The country's first moon rover is set to put the Canadian Space Agency at the forefront of space exploration, helping in the global search for frozen water on the celestial body.
NASA says the moon takes about 27 days to complete a full rotation on its axis as it orbits earth, leaving the same side visible from the ground at all times. As a result, the far side remains little understood and unexplored.
"That has always piqued everybody's imagination: What is on the other side of the moon?" said Gordon Osinski, principal investigator for the Canadian Lunar Rover Mission.
Osinski's Canadian team, along with international partners, is preparing to send a 30-kilogram rover to the south polar region of the moon in search of preserved frozen water, possibly a few meters below the surface and mixed into the soil.
The discovery of ice could be a stepping-stone to further explorations of the solar system, including missions staffed by humans, said Chris Herd, a scientific investigator on the mission and University of Alberta planetary geologist.
Herd, who has previously worked on the Mars rover mission, said frozen water "can be extracted and used as a resource for the astronauts to survive." He said the ice could also be split into hydrogen and oxygen for fuel, reducing the cost of bringing those supplies from Earth.
"It reduces the costs of sending humans to the moon [and] that's the ultimate goal," he said.
Osinski said there's been renewed interest in moon exploration over the last five years, with more emphasis on sending astronauts back there.
The robot rover would play an integral part in realizing that dream, he added.

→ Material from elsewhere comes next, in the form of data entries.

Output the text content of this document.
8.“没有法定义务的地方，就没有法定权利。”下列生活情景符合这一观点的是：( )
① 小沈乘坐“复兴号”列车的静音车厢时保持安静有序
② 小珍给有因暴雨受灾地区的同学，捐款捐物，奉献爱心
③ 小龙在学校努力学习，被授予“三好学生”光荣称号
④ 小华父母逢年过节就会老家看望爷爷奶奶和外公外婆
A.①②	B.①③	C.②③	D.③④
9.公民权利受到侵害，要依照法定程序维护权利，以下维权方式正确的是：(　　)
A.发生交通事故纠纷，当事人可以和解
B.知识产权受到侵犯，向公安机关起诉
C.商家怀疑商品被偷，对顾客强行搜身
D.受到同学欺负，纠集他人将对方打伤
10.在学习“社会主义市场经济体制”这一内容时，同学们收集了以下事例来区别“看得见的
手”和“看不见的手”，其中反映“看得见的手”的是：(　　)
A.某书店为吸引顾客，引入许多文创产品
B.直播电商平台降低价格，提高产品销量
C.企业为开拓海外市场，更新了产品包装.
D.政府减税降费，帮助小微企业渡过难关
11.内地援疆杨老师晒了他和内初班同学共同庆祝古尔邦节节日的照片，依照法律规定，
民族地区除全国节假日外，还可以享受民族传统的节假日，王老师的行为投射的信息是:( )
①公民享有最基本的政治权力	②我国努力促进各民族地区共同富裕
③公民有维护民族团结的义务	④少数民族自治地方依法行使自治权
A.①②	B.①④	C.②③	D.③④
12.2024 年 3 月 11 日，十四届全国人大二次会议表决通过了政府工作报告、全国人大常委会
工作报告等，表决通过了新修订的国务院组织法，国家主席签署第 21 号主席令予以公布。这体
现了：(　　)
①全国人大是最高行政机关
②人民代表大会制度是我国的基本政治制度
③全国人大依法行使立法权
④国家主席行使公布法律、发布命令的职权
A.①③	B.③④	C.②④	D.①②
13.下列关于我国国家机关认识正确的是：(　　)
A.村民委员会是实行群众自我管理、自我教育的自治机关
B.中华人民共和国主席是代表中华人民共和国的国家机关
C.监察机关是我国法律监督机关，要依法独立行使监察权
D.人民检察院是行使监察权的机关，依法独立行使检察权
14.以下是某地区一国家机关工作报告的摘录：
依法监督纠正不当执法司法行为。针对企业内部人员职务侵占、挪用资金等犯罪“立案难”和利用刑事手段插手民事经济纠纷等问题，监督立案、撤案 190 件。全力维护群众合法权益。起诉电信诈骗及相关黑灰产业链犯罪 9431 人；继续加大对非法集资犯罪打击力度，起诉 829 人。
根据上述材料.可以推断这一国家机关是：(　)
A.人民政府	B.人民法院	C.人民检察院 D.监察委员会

Christian Sallaberger, CEO of Canadensys Aerospace Corporation, said commercial expansion of the space industry is also playing a big role in reviving interest in revisiting the moon.

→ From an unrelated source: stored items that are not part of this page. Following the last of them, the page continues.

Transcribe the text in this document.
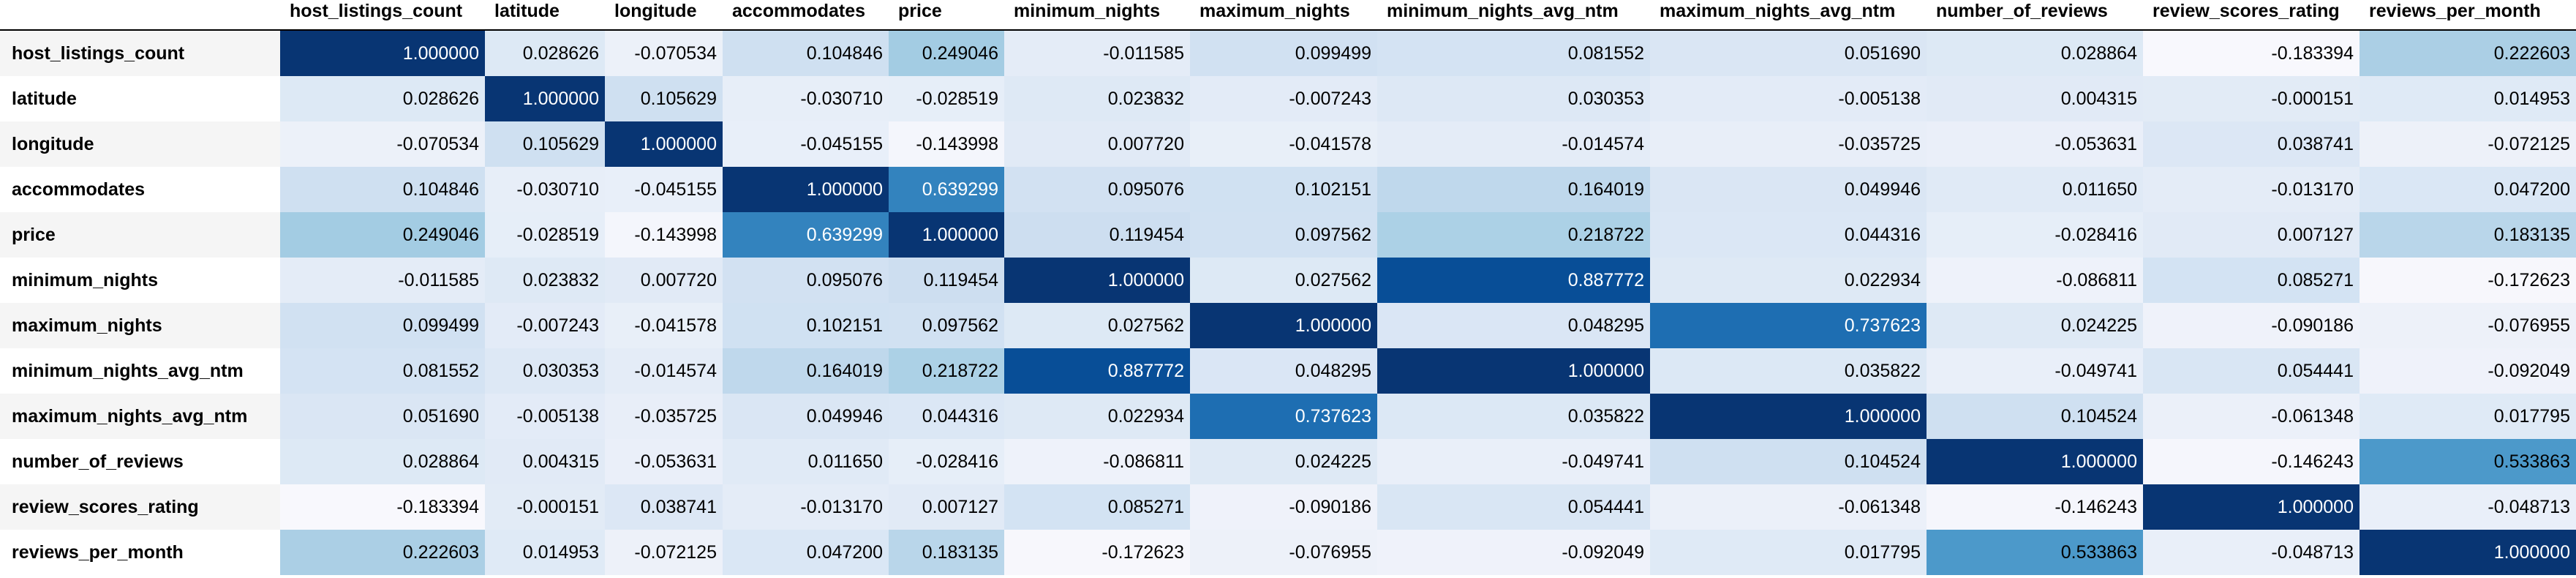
host_listings_count	latitude	longitude	accommodates	price	minimum_nights	maximum_nights	minimum_nights_avg_ntm	maximum_nights_avg_ntm	number_of_reviews	review_scores_rating	reviews_per_month
host_listings_count	1.000000	0.028626	-0.070534	0.104846	0.249046	-0.011585	0.099499	0.081552	0.051690	0.028864	-0.183394	0.222603
latitude	0.028626	1.000000	0.105629	-0.030710	-0.028519	0.023832	-0.007243	0.030353	-0.005138	0.004315	-0.000151	0.014953
longitude	-0.070534	0.105629	1.000000	-0.045155	-0.143998	0.007720	-0.041578	-0.014574	-0.035725	-0.053631	0.038741	-0.072125
accommodates	0.104846	-0.030710	-0.045155	1.000000	0.639299	0.095076	0.102151	0.164019	0.049946	0.011650	-0.013170	0.047200
price	0.249046	-0.028519	-0.143998	0.639299	1.000000	0.119454	0.097562	0.218722	0.044316	-0.028416	0.007127	0.183135
minimum_nights	-0.011585	0.023832	0.007720	0.095076	0.119454	1.000000	0.027562	0.887772	0.022934	-0.086811	0.085271	-0.172623
maximum_nights	0.099499	-0.007243	-0.041578	0.102151	0.097562	0.027562	1.000000	0.048295	0.737623	0.024225	-0.090186	-0.076955
minimum_nights_avg_ntm	0.081552	0.030353	-0.014574	0.164019	0.218722	0.887772	0.048295	1.000000	0.035822	-0.049741	0.054441	-0.092049
maximum_nights_avg_ntm	0.051690	-0.005138	-0.035725	0.049946	0.044316	0.022934	0.737623	0.035822	1.000000	0.104524	-0.061348	0.017795
number_of_reviews	0.028864	0.004315	-0.053631	0.011650	-0.028416	-0.086811	0.024225	-0.049741	0.104524	1.000000	-0.146243	0.533863
review_scores_rating	-0.183394	-0.000151	0.038741	-0.013170	0.007127	0.085271	-0.090186	0.054441	-0.061348	-0.146243	1.000000	-0.048713
reviews_per_month	0.222603	0.014953	-0.072125	0.047200	0.183135	-0.172623	-0.076955	-0.092049	0.017795	0.533863	-0.048713	1.000000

In November, Ottawa picked Canadensys to build the lunar rover and help with the scientific instruments meant to be shipped to the moon.
"The costs of the missions have come down, relatively speaking, to what they were in the past," Sallaberger said. "In the '60s, everything was government funded."
The Ontario space company has been working in partnership with six Canadian universities and several international partners from the United States and the United Kingdom.